Wed 15 Apr 2009 12:13 am
I just got back from California, finishing up my own travel and leisure just in time to find Travel & Leisure’s new article on the “50 Best New U.S. Restaurants.”
When I see a lead-in like this, I know Seattle’s going to do well in the rankings:
“You know the American restaurant paradigm is shifting when communal benches become more desirable than leather banquettes. When humble kimchi is suddenly chic, and the words local and seasonal are recited as routinely as fried or sautéed.”

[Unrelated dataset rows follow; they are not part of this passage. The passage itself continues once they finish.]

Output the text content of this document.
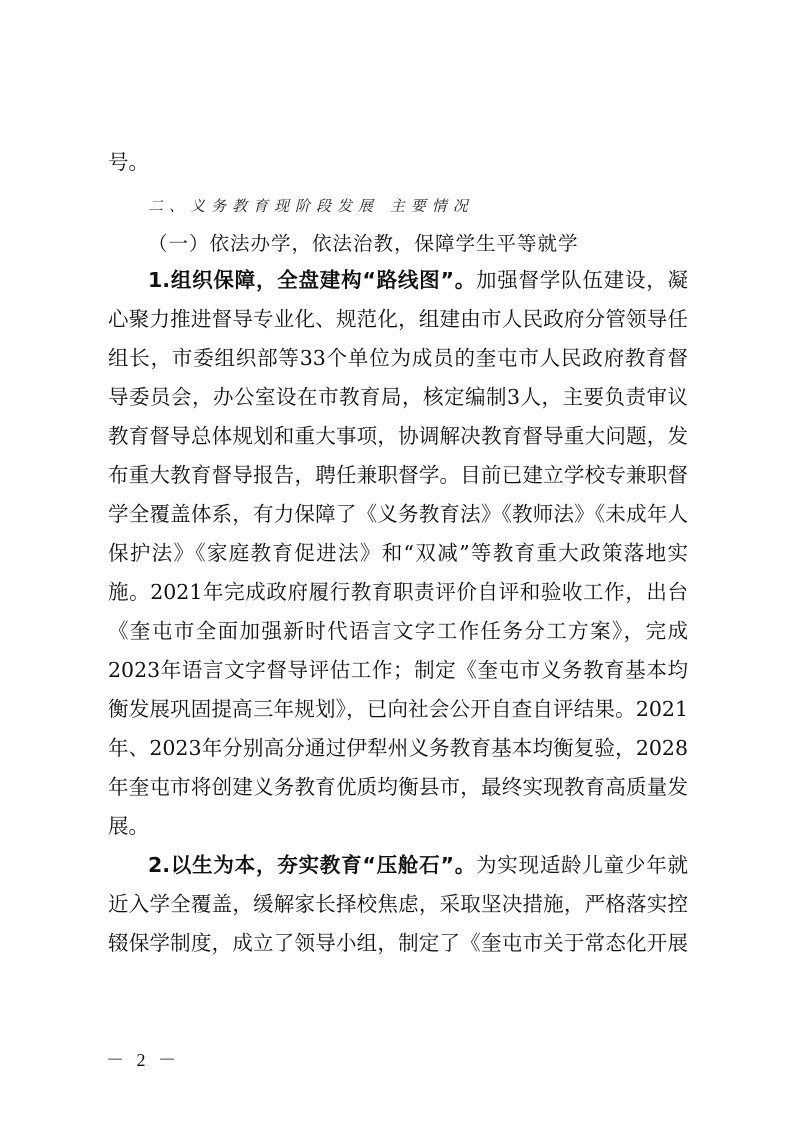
号。
二、义务教育现阶段发展 主要情况
（一）依法办学，依法治教，保障学生平等就学
1.组织保障，全盘建构“路线图”。加强督学队伍建设，凝
心聚力推进督导专业化、规范化，组建由市人民政府分管领导任
组长，市委组织部等33个单位为成员的奎屯市人民政府教育督
导委员会，办公室设在市教育局，核定编制3人，主要负责审议
教育督导总体规划和重大事项，协调解决教育督导重大问题，发
布重大教育督导报告，聘任兼职督学。目前已建立学校专兼职督
学全覆盖体系，有力保障了《义务教育法》《教师法》《未成年人
保护法》《家庭教育促进法》和“双减”等教育重大政策落地实
施。2021年完成政府履行教育职责评价自评和验收工作，出台
《奎屯市全面加强新时代语言文字工作任务分工方案》，完成
2023年语言文字督导评估工作；制定《奎屯市义务教育基本均
衡发展巩固提高三年规划》，已向社会公开自查自评结果。2021
年、2023年分别高分通过伊犁州义务教育基本均衡复验，2028
年奎屯市将创建义务教育优质均衡县市，最终实现教育高质量发
展。
2.以生为本，夯实教育“压舱石”。为实现适龄儿童少年就
近入学全覆盖，缓解家长择校焦虑，采取坚决措施，严格落实控
辍保学制度，成立了领导小组，制定了《奎屯市关于常态化开展
－ 2 －
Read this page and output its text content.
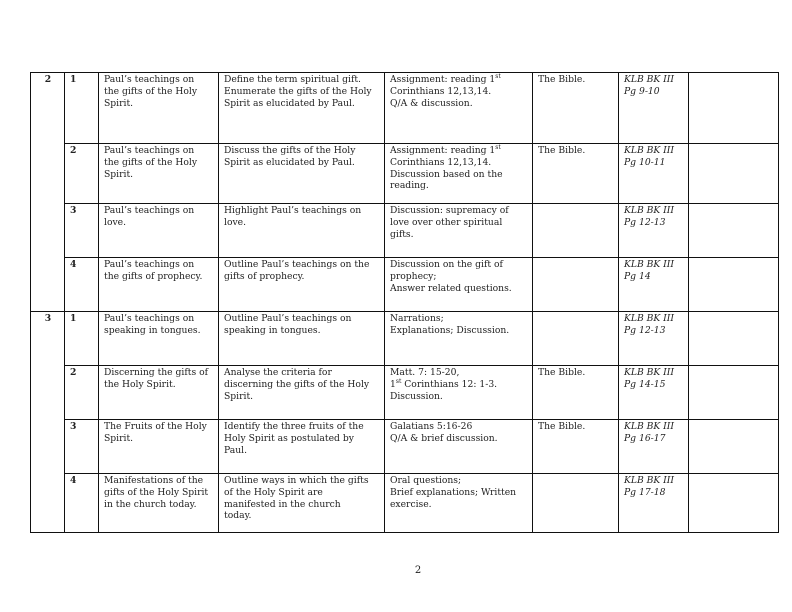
2	1	Paul’s teachings on
the gifts of the Holy
Spirit.	Define the term spiritual gift.
Enumerate the gifts of the Holy
Spirit as elucidated by Paul.	Assignment: reading 1st
Corinthians 12,13,14.
Q/A & discussion.	The Bible.	KLB BK III
Pg 9-10	

	2	Paul’s teachings on
the gifts of the Holy
Spirit.	Discuss the gifts of the Holy
Spirit as elucidated by Paul.	Assignment: reading 1st
Corinthians 12,13,14.
Discussion based on the
reading.	The Bible.	KLB BK III
Pg 10-11	

	3	Paul’s teachings on
love.	Highlight Paul’s teachings on
love.	Discussion: supremacy of
love over other spiritual
gifts.		KLB BK III
Pg 12-13	

	4	Paul’s teachings on
the gifts of prophecy.	Outline Paul’s teachings on the
gifts of prophecy.	Discussion on the gift of
prophecy;
Answer related questions.		KLB BK III
Pg 14	

3	1	Paul’s teachings on
speaking in tongues.	Outline Paul’s teachings on
speaking in tongues.	Narrations;
Explanations; Discussion.		KLB BK III
Pg 12-13	

	2	Discerning the gifts of
the Holy Spirit.	Analyse the criteria for
discerning the gifts of the Holy
Spirit.	Matt. 7: 15-20,
1st Corinthians 12: 1-3.
Discussion.	The Bible.	KLB BK III
Pg 14-15	

	3	The Fruits of the Holy
Spirit.	Identify the three fruits of the
Holy Spirit as postulated by
Paul.	Galatians 5:16-26
Q/A & brief discussion.	The Bible.	KLB BK III
Pg 16-17	

	4	Manifestations of the
gifts of the Holy Spirit
in the church today.	Outline ways in which the gifts
of the Holy Spirit are
manifested in the church
today.	Oral questions;
Brief explanations; Written
exercise.		KLB BK III
Pg 17-18	

2
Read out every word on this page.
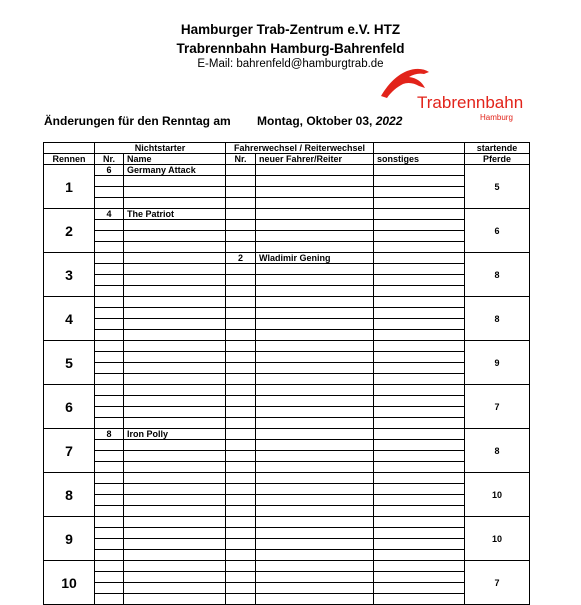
Hamburger Trab-Zentrum e.V. HTZ
Trabrennbahn Hamburg-Bahrenfeld
E-Mail: bahrenfeld@hamburgtrab.de
Trabrennbahn
Hamburg
Änderungen für den Renntag am Montag, Oktober 03, 2022
	Nichtstarter		Fahrerwechsel / Reiterwechsel			startende
Rennen	Nr.	Name	Nr.	neuer Fahrer/Reiter	sonstiges	Pferde
1	6	Germany Attack				5

2	4	The Patriot				6

3			2	Wladimir Gening		8

4						8

5						9

6						7

7	8	Iron Polly				8

8						10

9						10

10						7
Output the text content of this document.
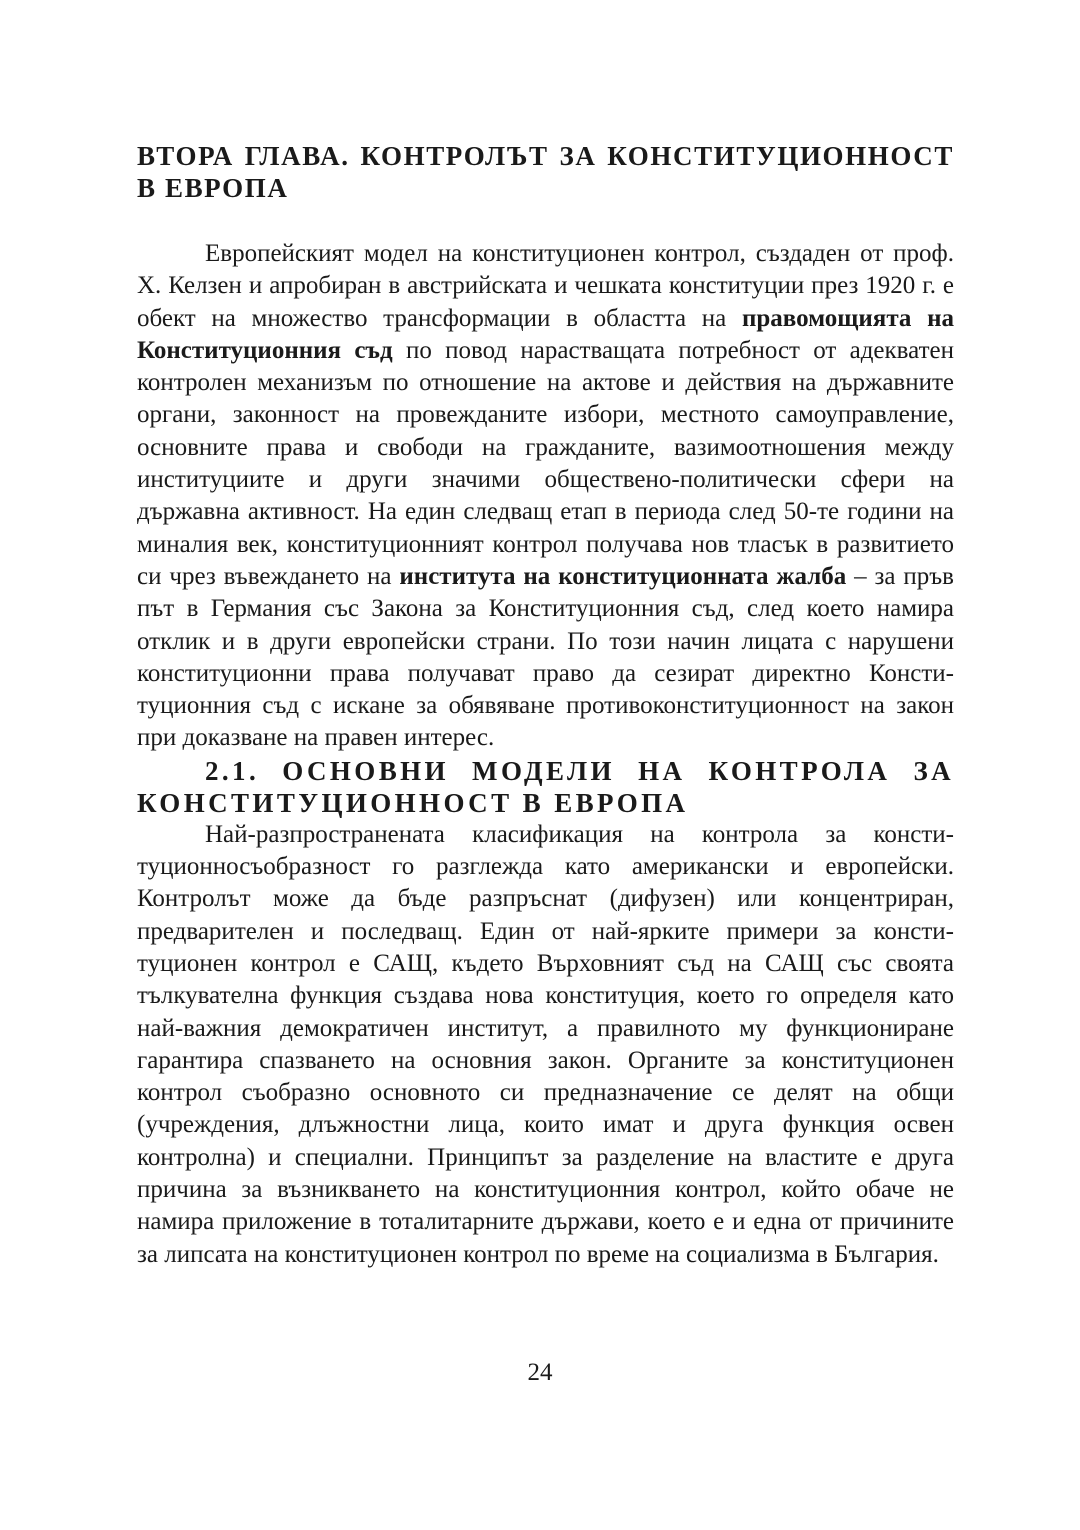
ВТОРА ГЛАВА. КОНТРОЛЪТ ЗА КОНСТИТУЦИОННОСТ В ЕВРОПА

Европейският модел на конституционен контрол, създаден от проф. Х. Келзен и апробиран в австрийската и чешката конституции през 1920 г. е обект на множество трансформации в областта на правомощията на Конституционния съд по повод нарастващата потребност от адекватен контролен механизъм по отношение на актове и действия на държавните органи, законност на провежданите избори, местното самоуправление, основните права и свободи на гражданите, вазимоотношения между институциите и други значими обществено-политически сфери на държавна активност. На един следващ етап в периода след 50-те години на миналия век, конституционният контрол получава нов тласък в развитието си чрез въвеждането на института на конституционната жалба – за пръв път в Германия със Закона за Конституционния съд, след което намира отклик и в други европейски страни. По този начин лицата с нарушени конституционни права получават право да сезират директно Конституционния съд с искане за обявяване противоконституционност на закон при доказване на правен интерес.

2.1. ОСНОВНИ МОДЕЛИ НА КОНТРОЛА ЗА КОНСТИТУЦИОННОСТ В ЕВРОПА

Най-разпространената класификация на контрола за конституционносъобразност го разглежда като американски и европейски. Контролът може да бъде разпръснат (дифузен) или концентриран, предварителен и последващ. Един от най-ярките примери за конституционен контрол е САЩ, където Върховният съд на САЩ със своята тълкувателна функция създава нова конституция, което го определя като най-важния демократичен институт, а правилното му функциониране гарантира спазването на основния закон. Органите за конституционен контрол съобразно основното си предназначение се делят на общи (учреждения, длъжностни лица, които имат и друга функция освен контролна) и специални. Принципът за разделение на властите е друга причина за възникването на конституционния контрол, който обаче не намира приложение в тоталитарните държави, което е и една от причините за липсата на конституционен контрол по време на социализма в България.

24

Indeed, we’ve got seven of the top 50, and the editorial commentary that “You don’t need a crystal ball to divine that American restaurants of the future will probably resemble Seattle’s new crop: quirky spots defined by chefs’ personalities and the region’s agricultural bounty.” The winners are:
Quinn’s, where “the beer list reads like a novel,” Pike Street Fish Fry, where ” sustainable seasonal catches are the order of the day,” the “delicious, design-y” Spring Hill, along with Joule, rated “one of the city’s most disarmingly personal spots,” How To Cook A Wolf, “a hyper-curated Italian wine bar that’s part of the mini restaurant empire of gifted chef Ethan Stowell,” Poppy, where they say “Michael Pollan would applaud (Jerry) Traunfeld’s tasting platter,” and The Corson Building, where the cooking is “simple, local, and seasonal—but of course, you guessed that already.”
And, am I missing something, or did the magazine really only include one restaurant from Portland, Naomi Pomeroy’s Beast? I’ve been wanting to hear more about Tanuki, about the same age as Joule, which friends have raved about, and which Matthew Amster-Burton called one of the best restaurant meals of his life. Guess its absence from the list gives me more time to score a table and try it out myself.
Here’s the slideshow of the entire T&L top 50.
Well, except that then I wrote up Tanuki for Gourmet, possibly ruining it for everyone.